There is also, of course, a huge privacy issue involved. It is not normally the case that doctors can just go ahead and do whatever they want with a patient--or a patient's tissues, bodily fluids, or other biomedical materials. There is a presumption of informed consent--if not by the patient, then by someone who is responsible for the patient, either in a parental or a custodial role. I would have to say that deciding to get an HIV test would definitely be something that should fall under the informed consent rules.

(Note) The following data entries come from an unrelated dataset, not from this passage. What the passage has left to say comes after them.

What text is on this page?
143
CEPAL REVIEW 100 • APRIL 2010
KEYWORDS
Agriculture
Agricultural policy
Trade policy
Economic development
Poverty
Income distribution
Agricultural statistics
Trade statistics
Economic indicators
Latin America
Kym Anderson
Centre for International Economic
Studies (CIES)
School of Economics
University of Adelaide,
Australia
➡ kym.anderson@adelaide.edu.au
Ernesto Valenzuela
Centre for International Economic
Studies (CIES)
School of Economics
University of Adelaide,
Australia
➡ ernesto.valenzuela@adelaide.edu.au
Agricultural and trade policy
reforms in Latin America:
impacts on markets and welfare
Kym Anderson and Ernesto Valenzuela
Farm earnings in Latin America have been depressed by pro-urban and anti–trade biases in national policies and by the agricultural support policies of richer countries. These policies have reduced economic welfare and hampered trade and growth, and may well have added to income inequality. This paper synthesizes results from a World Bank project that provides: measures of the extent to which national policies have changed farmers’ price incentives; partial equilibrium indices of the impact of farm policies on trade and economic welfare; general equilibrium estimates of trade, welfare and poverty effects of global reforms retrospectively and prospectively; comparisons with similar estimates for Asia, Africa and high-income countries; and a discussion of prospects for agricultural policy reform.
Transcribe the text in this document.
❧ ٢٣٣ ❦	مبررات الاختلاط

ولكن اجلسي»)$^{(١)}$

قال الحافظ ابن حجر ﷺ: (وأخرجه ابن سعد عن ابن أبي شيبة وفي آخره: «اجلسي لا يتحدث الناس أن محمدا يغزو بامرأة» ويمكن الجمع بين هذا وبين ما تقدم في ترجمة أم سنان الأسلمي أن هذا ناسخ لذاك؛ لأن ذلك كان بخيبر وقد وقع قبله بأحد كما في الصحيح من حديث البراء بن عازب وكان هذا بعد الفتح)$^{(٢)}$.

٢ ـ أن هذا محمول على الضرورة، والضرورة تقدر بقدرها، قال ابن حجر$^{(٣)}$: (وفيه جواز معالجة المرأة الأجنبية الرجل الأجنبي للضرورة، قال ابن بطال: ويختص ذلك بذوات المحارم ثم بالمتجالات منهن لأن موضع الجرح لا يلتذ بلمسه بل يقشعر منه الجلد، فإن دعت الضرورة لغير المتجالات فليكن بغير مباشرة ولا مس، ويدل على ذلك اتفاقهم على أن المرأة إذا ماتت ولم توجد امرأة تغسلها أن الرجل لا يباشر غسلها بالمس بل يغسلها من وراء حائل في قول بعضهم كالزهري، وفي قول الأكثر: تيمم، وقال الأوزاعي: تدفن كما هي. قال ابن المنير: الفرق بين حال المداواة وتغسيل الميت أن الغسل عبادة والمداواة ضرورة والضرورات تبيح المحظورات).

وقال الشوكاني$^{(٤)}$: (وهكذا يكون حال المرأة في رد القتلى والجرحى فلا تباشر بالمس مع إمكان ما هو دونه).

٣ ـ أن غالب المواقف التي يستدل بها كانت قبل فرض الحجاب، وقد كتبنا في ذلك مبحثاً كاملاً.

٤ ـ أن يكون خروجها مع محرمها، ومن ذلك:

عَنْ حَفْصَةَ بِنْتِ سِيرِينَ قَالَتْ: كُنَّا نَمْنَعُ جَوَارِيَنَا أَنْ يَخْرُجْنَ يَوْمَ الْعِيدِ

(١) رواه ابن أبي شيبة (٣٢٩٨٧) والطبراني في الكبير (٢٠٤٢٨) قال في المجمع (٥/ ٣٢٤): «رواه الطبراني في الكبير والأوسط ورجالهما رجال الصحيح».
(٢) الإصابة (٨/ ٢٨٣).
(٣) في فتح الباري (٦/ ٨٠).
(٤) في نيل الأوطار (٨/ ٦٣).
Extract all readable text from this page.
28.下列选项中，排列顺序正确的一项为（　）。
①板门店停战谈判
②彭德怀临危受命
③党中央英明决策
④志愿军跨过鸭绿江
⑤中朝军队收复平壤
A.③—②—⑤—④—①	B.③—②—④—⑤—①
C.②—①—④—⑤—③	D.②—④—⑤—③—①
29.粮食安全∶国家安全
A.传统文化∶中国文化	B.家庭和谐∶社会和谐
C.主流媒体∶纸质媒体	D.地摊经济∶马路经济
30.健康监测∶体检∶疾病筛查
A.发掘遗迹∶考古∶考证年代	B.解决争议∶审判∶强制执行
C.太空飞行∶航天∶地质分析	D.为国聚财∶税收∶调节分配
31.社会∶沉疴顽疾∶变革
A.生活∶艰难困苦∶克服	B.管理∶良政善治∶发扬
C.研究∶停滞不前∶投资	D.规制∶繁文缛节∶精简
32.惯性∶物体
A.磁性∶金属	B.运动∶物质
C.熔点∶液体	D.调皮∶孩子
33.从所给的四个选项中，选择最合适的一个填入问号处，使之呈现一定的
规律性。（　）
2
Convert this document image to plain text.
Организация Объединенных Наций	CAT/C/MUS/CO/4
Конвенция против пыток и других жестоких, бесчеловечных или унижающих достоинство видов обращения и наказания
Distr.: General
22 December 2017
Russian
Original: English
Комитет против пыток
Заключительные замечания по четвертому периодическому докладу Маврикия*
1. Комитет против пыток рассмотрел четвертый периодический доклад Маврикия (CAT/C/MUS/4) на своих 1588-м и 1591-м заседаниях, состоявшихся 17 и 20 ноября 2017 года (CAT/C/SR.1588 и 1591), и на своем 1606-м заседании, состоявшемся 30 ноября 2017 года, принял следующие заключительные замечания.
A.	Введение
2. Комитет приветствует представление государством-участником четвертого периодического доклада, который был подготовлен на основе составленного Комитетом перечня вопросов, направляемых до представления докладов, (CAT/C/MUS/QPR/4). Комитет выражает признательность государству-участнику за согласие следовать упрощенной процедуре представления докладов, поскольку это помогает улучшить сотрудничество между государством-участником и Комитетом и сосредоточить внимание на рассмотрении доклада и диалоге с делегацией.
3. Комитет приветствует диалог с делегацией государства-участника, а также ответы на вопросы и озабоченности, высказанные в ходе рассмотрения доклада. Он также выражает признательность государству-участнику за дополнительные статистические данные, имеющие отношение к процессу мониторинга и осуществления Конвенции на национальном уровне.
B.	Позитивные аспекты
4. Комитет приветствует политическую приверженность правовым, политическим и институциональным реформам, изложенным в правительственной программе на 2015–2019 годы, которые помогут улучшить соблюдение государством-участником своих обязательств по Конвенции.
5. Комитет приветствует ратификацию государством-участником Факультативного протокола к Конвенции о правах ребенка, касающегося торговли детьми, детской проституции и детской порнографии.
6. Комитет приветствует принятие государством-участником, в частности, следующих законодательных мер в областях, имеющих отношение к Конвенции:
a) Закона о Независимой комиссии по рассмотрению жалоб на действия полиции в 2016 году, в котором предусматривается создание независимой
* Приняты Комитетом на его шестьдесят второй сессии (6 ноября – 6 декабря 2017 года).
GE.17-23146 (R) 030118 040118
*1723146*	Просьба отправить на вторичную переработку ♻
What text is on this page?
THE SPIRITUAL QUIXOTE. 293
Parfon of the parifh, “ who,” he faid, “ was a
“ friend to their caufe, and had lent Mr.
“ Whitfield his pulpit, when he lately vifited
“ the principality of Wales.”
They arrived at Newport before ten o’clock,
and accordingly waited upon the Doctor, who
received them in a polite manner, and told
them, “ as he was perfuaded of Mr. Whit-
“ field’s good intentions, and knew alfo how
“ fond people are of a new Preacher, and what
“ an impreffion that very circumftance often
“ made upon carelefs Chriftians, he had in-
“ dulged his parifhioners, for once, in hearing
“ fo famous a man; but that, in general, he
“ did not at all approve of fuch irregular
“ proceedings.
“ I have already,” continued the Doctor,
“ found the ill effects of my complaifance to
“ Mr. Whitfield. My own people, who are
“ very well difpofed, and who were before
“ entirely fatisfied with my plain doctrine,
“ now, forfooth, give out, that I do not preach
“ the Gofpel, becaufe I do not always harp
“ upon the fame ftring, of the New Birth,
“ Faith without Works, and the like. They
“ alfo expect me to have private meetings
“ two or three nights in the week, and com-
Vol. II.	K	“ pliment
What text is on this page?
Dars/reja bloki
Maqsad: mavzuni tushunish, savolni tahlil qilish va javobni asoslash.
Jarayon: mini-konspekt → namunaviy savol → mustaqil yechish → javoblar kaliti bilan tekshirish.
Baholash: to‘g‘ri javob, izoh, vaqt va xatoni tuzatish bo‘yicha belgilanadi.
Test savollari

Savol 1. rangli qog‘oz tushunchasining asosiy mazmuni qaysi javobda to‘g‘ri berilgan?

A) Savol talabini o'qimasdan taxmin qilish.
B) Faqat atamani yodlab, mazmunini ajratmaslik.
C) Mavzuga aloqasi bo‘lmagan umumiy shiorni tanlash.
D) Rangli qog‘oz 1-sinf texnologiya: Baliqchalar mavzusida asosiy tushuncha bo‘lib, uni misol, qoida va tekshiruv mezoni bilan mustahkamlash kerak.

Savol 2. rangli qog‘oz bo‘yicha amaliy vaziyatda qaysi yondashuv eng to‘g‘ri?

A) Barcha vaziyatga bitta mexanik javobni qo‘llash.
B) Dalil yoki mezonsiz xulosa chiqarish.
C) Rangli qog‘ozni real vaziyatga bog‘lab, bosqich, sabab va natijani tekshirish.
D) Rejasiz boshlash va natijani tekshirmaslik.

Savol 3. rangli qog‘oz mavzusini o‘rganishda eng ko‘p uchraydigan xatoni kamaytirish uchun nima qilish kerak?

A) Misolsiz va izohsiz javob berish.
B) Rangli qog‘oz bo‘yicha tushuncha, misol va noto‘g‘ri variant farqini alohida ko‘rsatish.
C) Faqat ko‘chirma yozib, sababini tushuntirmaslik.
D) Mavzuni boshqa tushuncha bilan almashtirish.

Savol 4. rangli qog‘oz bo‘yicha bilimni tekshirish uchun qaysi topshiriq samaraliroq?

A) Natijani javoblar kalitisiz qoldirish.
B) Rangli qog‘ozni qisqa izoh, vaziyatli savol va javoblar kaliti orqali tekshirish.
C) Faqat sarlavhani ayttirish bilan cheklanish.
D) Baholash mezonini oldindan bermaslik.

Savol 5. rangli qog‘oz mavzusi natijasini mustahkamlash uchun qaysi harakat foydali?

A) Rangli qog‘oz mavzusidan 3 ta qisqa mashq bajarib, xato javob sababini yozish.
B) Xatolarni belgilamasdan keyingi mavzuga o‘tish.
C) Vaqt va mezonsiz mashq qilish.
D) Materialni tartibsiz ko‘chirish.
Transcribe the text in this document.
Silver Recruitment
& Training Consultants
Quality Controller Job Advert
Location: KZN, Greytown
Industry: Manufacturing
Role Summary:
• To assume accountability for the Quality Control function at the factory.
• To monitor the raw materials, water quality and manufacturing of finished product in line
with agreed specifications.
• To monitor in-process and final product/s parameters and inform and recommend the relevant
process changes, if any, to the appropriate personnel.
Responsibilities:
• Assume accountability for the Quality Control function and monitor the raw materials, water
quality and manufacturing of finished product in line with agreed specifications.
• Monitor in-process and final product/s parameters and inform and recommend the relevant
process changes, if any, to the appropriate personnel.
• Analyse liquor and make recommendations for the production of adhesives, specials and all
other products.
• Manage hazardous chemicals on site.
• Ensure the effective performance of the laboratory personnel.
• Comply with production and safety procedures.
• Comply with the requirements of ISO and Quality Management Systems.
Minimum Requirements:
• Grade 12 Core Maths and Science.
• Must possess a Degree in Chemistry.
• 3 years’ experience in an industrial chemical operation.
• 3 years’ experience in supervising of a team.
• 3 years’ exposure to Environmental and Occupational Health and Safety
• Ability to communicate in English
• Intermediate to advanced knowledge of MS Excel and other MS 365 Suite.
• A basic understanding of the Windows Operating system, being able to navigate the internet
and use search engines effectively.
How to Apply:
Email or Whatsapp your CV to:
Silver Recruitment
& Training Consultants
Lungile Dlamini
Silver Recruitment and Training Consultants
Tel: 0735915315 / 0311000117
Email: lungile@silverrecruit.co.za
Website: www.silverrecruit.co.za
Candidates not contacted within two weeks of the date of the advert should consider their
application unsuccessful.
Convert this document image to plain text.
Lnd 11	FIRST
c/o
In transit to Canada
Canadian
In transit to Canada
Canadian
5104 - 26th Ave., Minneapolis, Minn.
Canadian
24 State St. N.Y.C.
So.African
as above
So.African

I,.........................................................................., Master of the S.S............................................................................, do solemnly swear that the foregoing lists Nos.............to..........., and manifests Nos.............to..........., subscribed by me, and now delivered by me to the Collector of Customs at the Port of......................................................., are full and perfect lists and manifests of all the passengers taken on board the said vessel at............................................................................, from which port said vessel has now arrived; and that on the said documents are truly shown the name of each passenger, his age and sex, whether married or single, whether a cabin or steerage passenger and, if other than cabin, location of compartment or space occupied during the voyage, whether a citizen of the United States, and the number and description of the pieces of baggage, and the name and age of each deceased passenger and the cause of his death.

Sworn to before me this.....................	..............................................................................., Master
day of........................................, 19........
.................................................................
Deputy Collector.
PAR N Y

It appears, from a quick Google search, that mandatory HIV testing is a bit of a bugaboo for Dr. Kuvin, who wrote this letter to the editor of the International Herald Tribune in 1998, and this article, which has marked similarities to the piece in the WaPo today, in Ha'aretz this past July. That fact might go a long way toward explaining his abject and utter failure to acknowledge the cultural factors involved: specifically, the pervasive homophobia in the black community which results in phenomena such as the "down-low" lifestyle.
It certainly seems to me that a far more effective strategy for reducing the incidence and spread of AIDS and HIV in the United States--and especially in the black communities in the U.S.--would be targeted, frank, factual education. That has been in short supply during the eight years of the notoriously anti-gay, anti-sex, abstinence-only Bush administration which is, thanks be to God, about to come to its horrific end. Education can work, if it is done properly--there is ample evidence to support this conclusion in all areas of sexuality education, and also in AIDS/HIV specifically. I suspect that the reason more black people don't get tested for HIV is because there is an incredible stigma associated with an HIV or AIDS diagnosis, and, especially within the black community, an equally incredible stigma associated with having (or even being interested in having) gay sex. As that is one of the more common means of HIV transmission, it's not hard to understand the resistance.
This is clearly an area where we're going to have to do some work under the Obama administration. We have got to start giving realistic information to young people and teaching them how to make responsible decisions about their own bodies and what they do with them. That's the first priority. Then we've got to start some serious dialogue between the gay community and the black community--on this issue, to be sure, but also generally. I am thoroughly sick to death of being told that the struggle for gay rights is in no way similar to the struggle for black civil rights, for example, and I am dismayed both at the fact that black voters in California overwhelmingly supported the heinous Proposition 8 and at the racist backlash that resulted (born largely, I sincerely hope, from the frustration and disappointment attendant upon that close-but-crushing loss, and not from any deep-seated racism within the gay community) in certain parts of the gay community.
Education will almost certainly be less expensive than mandatory testing would be. It is also far less intrusive of a person's privacy and does not infringe upon his/her right to make medical decisions for him/herself. Its results are far more likely to be lasting, and the benefits of an increased dialogue between the gay community and the black community will, it is sincerely to be hoped, bear fruit in other areas as well.
So I'm sorry, Dr. Kuvin, but I think we're going to pass on your idea. It just doesn't make the cut in this day and age.